Partindo da base de que mais de 80% dos alimentos produzidos e consumidos em Angola vêm da agricultura familiar, sim. Mas, infelizmente, a distribuição dos recursos para modernizar ou para alavancar a tal agronomia não é destinada a estes actores que mais produzem. Ou seja, há o sonho, que é também proveniente do sonho colonial, de que grandes fazendas, equipadas com alguma tecnologia de ponta, é que vão produzir o que precisamos. Não podemos prescindir da agricultura familiar. E não podemos falar em diversificar e competir com outros países, sem agricultura familiar. Para muitos, a agricultura é apenas uma actividade económica. Mas para mim é também a cultura dos angolanos que vivem no meio rural. Há muita gente concentrada nos meios urbanos a tomar decisões que afectam a vida do meio rural, sem dar a estes a possibilidade de participar.
Nos últimos tempos, temos sido brindados com vários planos para diferentes sectores da actividade económica, com metas ambiciosas, que tardam a concretizar-se. Esta aposta é sustentável?

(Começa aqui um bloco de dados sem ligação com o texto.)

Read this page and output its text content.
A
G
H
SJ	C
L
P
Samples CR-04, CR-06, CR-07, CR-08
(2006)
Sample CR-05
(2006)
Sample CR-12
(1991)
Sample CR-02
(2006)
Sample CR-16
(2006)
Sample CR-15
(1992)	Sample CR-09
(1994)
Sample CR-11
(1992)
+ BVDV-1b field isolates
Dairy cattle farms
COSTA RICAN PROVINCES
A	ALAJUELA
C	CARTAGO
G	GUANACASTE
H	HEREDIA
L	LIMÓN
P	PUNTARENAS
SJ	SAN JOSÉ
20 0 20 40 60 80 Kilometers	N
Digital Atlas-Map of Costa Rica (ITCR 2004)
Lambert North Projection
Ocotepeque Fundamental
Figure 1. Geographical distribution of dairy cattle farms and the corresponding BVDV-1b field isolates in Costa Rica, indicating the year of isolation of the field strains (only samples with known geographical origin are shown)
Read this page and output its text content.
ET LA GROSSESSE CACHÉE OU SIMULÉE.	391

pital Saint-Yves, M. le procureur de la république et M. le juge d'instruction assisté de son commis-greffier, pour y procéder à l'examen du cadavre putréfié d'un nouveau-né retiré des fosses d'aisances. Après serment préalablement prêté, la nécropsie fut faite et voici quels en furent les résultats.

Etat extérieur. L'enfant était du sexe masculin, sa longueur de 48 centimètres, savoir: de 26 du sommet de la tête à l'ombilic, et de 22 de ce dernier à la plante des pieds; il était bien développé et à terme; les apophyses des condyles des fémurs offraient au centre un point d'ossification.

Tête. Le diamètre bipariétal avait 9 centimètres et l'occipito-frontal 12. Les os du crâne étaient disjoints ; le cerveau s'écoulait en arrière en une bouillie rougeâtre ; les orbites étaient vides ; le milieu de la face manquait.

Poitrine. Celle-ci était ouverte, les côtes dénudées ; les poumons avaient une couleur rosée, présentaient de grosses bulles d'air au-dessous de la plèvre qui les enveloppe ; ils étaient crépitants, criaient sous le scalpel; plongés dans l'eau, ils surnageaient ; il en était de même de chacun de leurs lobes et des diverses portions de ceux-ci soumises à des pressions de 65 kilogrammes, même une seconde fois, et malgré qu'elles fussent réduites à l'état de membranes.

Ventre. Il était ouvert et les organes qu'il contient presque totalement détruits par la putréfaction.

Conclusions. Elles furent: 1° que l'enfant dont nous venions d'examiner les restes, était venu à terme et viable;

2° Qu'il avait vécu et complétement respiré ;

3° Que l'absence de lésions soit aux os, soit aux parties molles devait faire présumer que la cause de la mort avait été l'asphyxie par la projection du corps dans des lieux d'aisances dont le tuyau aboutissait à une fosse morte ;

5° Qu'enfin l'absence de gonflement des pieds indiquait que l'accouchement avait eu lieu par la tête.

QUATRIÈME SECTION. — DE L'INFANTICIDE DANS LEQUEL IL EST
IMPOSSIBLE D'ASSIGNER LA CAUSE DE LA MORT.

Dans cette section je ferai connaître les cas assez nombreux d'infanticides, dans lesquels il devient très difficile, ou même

Mais do que planos, deveríamos começar com uma base. E a base seria por que falharam os anteriores programas. Acho que os novos planos fariam muito mais sentido se surgissem da lição que extraíssemos dos anteriores programas. Uma política pública nunca devia ser encerrada sem ter passado por uma avaliação criteriosa, independente, que nos permitisse tirar lições. Se fomos eficazes, eficientes, se surtiu algum impacto, foi sustentável, para podermos alimentar os próximos ciclos.
É importante medir os resultados dos programas para se evitar futuros erros?
Claro. Mas, infelizmente, temos sido avessos à monitoria, à avaliação externa, independente, à auscultação. E isso tem contribuído para o fracasso de muitos programas que têm sido implementados. E agora, com estes planos, se não se mudar a metodologia, dificilmente os resultados serão diferentes.
Há quatros anos defendia que o combate à corrupção não fracassou, mas tinha de ser repensado. E hoje?
Não tenho problemas em reconhecer aspectos que funcionaram bem e aspectos que funcionaram mal. Por exemplo, do ponto de vista da relevância, foi positivo em 2017 o mais alto mandatário da Nação reconhecer que havia corrupção, nepotismo e isto era um grande entrave ao nosso desenvolvimento.
O facto de ter reconhecido, inclusive desencadeado uma acção, resolveu o fenómeno?
Não. Não fomos eficazes. Ou seja, o problema não ficou resolvido. Tentámos tornar o combate à corrupção um programa, uma iniciativa, do Presidente da República e não uma iniciativa do País. Pôs-se muito foco em que a corrupção iria ser resolvida pela mão pesada de uma pessoa e não pelo peso das instituições no seu conjunto. Agora podemos ver que a eficácia do combate à corrupção passa por construir instituições fortes, sólidas e credíveis, e acho que talvez não foi feito um grande investimento nesta questão.